Boubacar Diagana - Ciré Ba
S’il est, en Mauritanie d’aujourd’hui, une ville dont tout le monde s’accorde à dire qu’elle recule, c’est bien Kaédi. Pourtant, la plus grande cité du Sud, « Hier capitale du Fouta, aujourd’hui, capitale agricole de la Mauritanie » (Tène Youssouf Gueye), eut un passé historique glorieux et des atouts exceptionnels : l’implantation de la première école en Mauritanie en 1898 dans laquelle furent formés les premiers lettrés et cadres du pays, une administration structurée et d’autres infrastructures qui datent du début du siècle. Puis ce fut le début d’industrialisation avec l’installation d’une usine de tannerie et d’un abattoir frigorifique, l’ouverture de l’Ecole Nationale de Formation et de Vulgarisation Agricole (ENFVA – anciennement appelée Ecole des Cadres Ruraux puis Centre de Vulgarisation Agricole).
Kaédi fut la première ville dotée d’un aéroport et d’un hôpital pour toute la vallée du fleuve Sénégal, parmi les premières à avoir un collège.

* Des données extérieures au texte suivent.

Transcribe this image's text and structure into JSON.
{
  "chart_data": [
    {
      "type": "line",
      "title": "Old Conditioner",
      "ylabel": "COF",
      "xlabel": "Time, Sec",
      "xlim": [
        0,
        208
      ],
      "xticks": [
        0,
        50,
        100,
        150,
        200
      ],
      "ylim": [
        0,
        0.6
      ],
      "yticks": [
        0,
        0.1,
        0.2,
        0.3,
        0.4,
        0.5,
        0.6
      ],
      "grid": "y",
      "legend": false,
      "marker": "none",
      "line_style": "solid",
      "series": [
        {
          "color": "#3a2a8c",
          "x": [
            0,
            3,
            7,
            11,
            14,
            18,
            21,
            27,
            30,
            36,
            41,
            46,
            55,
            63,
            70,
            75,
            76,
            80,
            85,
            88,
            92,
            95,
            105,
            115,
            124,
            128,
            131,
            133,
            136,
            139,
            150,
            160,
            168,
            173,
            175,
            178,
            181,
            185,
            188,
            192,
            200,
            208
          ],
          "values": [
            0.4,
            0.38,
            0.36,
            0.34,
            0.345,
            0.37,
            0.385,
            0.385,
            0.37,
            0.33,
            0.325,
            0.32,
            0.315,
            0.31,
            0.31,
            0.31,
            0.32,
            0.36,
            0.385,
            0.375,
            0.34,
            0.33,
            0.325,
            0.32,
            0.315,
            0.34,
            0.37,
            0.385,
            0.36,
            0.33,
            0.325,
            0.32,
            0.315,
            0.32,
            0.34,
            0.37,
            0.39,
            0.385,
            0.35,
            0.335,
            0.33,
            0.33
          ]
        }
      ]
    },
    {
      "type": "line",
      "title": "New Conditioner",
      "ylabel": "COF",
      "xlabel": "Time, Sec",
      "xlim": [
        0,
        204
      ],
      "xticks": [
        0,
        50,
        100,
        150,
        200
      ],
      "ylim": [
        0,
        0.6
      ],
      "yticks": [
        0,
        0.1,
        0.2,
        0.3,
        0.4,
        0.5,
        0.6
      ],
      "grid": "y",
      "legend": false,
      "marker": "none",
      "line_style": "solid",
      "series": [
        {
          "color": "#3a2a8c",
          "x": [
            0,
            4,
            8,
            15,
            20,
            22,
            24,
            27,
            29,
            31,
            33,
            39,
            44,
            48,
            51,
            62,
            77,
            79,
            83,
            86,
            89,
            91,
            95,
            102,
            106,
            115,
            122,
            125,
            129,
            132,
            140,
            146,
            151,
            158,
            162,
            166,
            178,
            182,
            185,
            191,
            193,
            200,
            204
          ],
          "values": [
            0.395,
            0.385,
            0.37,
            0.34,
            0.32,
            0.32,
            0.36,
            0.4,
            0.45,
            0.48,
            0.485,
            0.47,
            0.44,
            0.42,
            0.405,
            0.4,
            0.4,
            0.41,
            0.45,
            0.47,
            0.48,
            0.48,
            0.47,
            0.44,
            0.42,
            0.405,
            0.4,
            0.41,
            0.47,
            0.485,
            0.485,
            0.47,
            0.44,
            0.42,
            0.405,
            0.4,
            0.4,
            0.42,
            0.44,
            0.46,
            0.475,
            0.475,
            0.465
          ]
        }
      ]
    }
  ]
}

Kaédi fut aussi la première ville équipée d’une centrale électrique et d’un réseau d’eau potable, muni d’un réseau d’évacuation des eaux pluviales. La plupart de ces réalisations portent la signature d’un homme de carrure exceptionnelle, son nom reste gravé dans la mémoire collective : Youssouf Koïta, Député – Maire, il fit de Kaédi une vitrine et un passage obligé de Chefs d’Etats et parlementaires étrangers en visite en Mauritanie : les présidents Ahmadou Ahidjo du Cameroun en février 1967, Hamani Diori du Niger en avril 1967, Léopold Sédar Senghor du Sénégal. Kaédi a également accueilli des délégations de parlementaires français et maliens respectivement en mai et décembre 1966. Si un édifice public à Kaédi (l’hôtel de ville pour le symbole) devait porter le nom d’une personnalité, ce devrait bien être Youssouf Koïta pour son rôle de grand bâtisseur de notre cité.
L’âge d’or de Kaédi s’est poursuivi jusqu’à la fin des années soixante-dix sous la houlette du richissime Député Abdoul Aziz Bâ qui mit sa fortune au service d’une jeunesse épanouie et d’une ville très dynamique sur le plan culturel, tellement dynamique que tous les artistes, sportifs (lutteurs notamment) de la sous – région venaient y chercher une consécration. L’arène N’Diyame Diéry était devenue un temple presque mythique. Cette période faste a donné à la capitale du Gorgol un rayonnement international : la ville était attractive, génératrice d’emplois dans le tertiaire, hospitalière et tolérante. Abdoul Aziz Ba (le lycée gagnerait à porter son nom) y fit venir en 1974 l’épouse du président tchadien Ngarta Tombalbaye, invitée d’honneur d’une mémorable soirée culturelle à Peyrissac. Néné Diallo, ainsi qu’on l’appelait, donna même son nom à un modèle de boucles d’oreille en or bien prisées des kaédiennes. Nombreuses sont les familles venues d’autres régions de Mauritanie, de la sous région, du Maghreb, d’Europe ou du Liban s’y installer pour développer des activités commerciales (les familles Elyas, Laroussi Alami et Ghabli dans la mercerie et le tissu) ou culturelles et récréatives (Ali Nar, Bousfia et Chaïtou dans le commerce et salles de cinéma). La deuxième génération de ces familles venues d’ailleurs fut totalement intégrée et adoptée par Dimbé comme ses authentiques enfants. Le regretté Docteur Abdallah Chaïtou en est l’archétype. Après des études primaires et secondaires à Kaédi, et un diplôme de médecin, il rentre s’installer dans la ville de son enfance et servit avec un amour et un professionnalisme que tout Kaédi lui reconnait au sein de l’établissement hospitalier de la ville. Mort, il fut enterré à Kaédi. La ville lui rendrait un hommage mérité en donnant son nom à l’hôpital.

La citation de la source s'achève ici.